Family breakups are the pits; six months into hers, Whitley Johnson is a one-girl disaster—partying more and loving it less. Coping isn’t her strong suit.
Whitley’s embittered mother is obsessed with her ex-husband, a newscaster Whitley sees only for a few weeks each summer. Her brother, married with a new child, lives across the country.
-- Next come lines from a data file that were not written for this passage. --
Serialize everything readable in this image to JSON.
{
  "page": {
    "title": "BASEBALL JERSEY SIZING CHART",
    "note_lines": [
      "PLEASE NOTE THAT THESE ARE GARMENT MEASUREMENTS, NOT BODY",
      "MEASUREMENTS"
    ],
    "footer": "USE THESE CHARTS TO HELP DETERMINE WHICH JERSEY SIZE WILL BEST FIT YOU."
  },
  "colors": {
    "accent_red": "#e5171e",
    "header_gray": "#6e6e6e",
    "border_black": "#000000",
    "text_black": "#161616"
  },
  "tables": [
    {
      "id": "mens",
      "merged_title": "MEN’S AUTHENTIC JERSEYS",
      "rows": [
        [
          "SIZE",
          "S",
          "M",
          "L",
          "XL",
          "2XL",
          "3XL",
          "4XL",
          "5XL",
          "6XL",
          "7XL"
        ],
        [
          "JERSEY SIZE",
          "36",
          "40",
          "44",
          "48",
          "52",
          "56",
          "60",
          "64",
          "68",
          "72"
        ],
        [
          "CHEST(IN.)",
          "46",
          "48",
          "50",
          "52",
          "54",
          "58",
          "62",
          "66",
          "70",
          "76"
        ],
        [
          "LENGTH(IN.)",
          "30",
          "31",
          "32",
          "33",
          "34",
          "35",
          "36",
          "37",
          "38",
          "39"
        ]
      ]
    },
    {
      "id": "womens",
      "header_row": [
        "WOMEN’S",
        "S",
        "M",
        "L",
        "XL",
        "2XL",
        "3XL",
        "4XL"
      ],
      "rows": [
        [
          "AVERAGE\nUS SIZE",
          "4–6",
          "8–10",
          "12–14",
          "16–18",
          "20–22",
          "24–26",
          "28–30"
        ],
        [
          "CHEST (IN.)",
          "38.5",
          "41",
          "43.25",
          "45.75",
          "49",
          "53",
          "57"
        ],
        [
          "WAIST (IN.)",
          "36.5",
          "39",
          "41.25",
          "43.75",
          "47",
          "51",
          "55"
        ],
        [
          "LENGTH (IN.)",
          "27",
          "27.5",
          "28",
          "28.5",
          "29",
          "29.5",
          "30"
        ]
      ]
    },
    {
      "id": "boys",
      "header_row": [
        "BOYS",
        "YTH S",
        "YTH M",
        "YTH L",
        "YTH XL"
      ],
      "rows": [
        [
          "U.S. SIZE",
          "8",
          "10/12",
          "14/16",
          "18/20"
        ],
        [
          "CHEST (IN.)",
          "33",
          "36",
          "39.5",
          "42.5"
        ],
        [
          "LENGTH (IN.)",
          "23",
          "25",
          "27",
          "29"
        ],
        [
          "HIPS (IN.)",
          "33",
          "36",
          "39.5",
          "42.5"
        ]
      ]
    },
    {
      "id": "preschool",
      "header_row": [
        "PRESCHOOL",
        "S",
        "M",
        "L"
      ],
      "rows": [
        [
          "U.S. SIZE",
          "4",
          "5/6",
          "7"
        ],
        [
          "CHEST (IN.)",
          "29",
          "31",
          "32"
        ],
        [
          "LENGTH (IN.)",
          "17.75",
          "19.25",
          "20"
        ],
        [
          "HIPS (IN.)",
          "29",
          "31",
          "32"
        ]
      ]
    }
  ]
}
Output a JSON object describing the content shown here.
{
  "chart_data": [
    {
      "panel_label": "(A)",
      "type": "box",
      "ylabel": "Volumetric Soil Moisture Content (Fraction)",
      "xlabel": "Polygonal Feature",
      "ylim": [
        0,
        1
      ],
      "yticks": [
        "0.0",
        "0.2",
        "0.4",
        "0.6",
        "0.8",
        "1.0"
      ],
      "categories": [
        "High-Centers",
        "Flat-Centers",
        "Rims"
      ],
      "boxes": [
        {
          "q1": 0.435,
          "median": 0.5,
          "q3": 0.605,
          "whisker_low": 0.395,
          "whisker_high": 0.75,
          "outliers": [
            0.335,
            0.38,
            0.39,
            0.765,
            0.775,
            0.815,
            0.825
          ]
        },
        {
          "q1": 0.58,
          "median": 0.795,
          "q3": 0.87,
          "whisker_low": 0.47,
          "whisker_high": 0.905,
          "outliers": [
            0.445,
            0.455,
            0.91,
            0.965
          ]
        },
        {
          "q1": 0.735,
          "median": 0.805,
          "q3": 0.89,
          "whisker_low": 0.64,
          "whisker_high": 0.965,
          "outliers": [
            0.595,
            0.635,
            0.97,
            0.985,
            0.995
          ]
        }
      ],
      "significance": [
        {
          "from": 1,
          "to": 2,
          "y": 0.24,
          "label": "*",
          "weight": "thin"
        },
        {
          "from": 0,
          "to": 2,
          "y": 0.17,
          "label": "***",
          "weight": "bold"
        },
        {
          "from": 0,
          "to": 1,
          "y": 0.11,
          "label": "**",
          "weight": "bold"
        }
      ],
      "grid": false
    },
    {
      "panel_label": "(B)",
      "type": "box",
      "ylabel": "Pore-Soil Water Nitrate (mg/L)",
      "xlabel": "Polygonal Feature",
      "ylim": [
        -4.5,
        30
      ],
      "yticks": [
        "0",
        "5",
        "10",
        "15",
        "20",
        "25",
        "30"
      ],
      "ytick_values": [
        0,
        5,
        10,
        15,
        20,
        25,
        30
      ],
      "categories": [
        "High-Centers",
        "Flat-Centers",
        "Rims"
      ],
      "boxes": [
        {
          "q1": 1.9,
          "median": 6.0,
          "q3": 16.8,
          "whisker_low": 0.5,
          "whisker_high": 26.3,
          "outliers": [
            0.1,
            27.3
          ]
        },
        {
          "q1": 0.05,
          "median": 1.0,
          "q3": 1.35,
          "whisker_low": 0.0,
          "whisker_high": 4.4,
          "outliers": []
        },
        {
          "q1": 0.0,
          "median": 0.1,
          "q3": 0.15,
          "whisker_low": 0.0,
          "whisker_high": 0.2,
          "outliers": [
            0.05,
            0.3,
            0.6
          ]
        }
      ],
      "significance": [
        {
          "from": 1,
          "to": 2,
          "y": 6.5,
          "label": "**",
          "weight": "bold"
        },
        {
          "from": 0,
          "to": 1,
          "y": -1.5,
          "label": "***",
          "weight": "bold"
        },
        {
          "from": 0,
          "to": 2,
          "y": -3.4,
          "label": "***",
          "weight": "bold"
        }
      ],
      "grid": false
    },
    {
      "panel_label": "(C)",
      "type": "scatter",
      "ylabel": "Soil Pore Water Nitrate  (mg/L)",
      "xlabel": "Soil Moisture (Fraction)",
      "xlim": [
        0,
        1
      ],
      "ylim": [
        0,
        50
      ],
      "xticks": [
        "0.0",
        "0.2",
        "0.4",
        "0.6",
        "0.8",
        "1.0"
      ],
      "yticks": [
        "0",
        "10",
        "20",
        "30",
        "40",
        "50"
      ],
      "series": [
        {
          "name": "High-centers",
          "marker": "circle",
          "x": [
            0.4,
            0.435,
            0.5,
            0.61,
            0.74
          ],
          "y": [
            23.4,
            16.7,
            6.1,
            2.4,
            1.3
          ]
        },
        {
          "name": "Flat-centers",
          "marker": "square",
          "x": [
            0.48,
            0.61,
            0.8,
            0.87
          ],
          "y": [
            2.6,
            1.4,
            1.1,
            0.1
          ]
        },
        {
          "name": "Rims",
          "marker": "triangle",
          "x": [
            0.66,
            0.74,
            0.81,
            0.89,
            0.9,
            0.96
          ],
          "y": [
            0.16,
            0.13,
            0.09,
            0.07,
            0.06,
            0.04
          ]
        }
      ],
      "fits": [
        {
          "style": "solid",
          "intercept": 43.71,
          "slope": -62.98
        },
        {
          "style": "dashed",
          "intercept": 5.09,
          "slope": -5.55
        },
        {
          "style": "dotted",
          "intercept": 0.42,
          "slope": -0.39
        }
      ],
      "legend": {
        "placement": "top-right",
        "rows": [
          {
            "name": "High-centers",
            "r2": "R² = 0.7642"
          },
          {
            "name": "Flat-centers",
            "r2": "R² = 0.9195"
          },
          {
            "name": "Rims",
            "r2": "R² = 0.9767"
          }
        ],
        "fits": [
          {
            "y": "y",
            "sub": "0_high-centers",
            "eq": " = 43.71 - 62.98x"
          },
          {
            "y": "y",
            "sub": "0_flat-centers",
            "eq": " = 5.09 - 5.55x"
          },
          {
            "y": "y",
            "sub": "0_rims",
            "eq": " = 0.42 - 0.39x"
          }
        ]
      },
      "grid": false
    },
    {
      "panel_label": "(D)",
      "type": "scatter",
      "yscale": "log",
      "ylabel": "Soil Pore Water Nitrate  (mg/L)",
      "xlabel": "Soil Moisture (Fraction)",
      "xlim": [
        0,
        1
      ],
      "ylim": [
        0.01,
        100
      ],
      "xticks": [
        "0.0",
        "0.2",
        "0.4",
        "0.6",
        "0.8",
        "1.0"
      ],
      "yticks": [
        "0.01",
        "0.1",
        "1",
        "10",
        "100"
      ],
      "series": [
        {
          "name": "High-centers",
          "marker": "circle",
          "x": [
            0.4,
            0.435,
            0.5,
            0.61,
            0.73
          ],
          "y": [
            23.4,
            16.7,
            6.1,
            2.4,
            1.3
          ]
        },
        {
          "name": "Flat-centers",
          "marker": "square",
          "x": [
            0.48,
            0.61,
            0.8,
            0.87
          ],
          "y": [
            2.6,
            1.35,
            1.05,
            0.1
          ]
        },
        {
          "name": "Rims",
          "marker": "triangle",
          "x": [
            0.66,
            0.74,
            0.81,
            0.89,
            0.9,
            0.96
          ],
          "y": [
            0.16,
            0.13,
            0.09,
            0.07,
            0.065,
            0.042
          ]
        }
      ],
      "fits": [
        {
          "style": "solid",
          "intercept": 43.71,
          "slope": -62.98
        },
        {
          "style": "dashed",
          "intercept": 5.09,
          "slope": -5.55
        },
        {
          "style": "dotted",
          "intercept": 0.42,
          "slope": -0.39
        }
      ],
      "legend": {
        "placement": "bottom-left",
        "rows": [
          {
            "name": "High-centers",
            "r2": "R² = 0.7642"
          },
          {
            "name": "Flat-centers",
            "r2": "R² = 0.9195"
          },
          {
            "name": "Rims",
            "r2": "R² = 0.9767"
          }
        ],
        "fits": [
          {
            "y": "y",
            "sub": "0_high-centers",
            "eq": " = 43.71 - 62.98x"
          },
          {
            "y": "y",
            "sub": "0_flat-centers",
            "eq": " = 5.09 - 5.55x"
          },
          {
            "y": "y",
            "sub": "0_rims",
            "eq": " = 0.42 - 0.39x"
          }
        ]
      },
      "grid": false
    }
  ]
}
Throughout high school, Whitley self-medicated with tequila and drunken hookups. She’s not happy to discover that her graduation-night hookup, Nathan, is the son of her dad’s fiancée, Sylvia. There’s a lot to love about this story. Whitley’s genuine—abrasive and outwardly tough, inwardly miserable and self-lacerating—a smart, assertive girl and a refreshing change from the passive, wryly observant heroines of non-paranormal fiction. Her gay best friend is a collection of stereotypes, though, from his fashion obsession to his vocabulary. Why Whitley is so drawn to Bailey, Nathan’s rather dull younger sister (her passionate quest to make the high school cheerleading squad goes unquestioned), isn’t clear. A half-hearted, preachy rationale for Whitley’s excesses surfaces occasionally, but luckily for readers, she’s complex enough to transcend didacticism, emerging as a rounded human being with her own internal logic.
With her third novel, this young author continues to evolve; a talent to watch.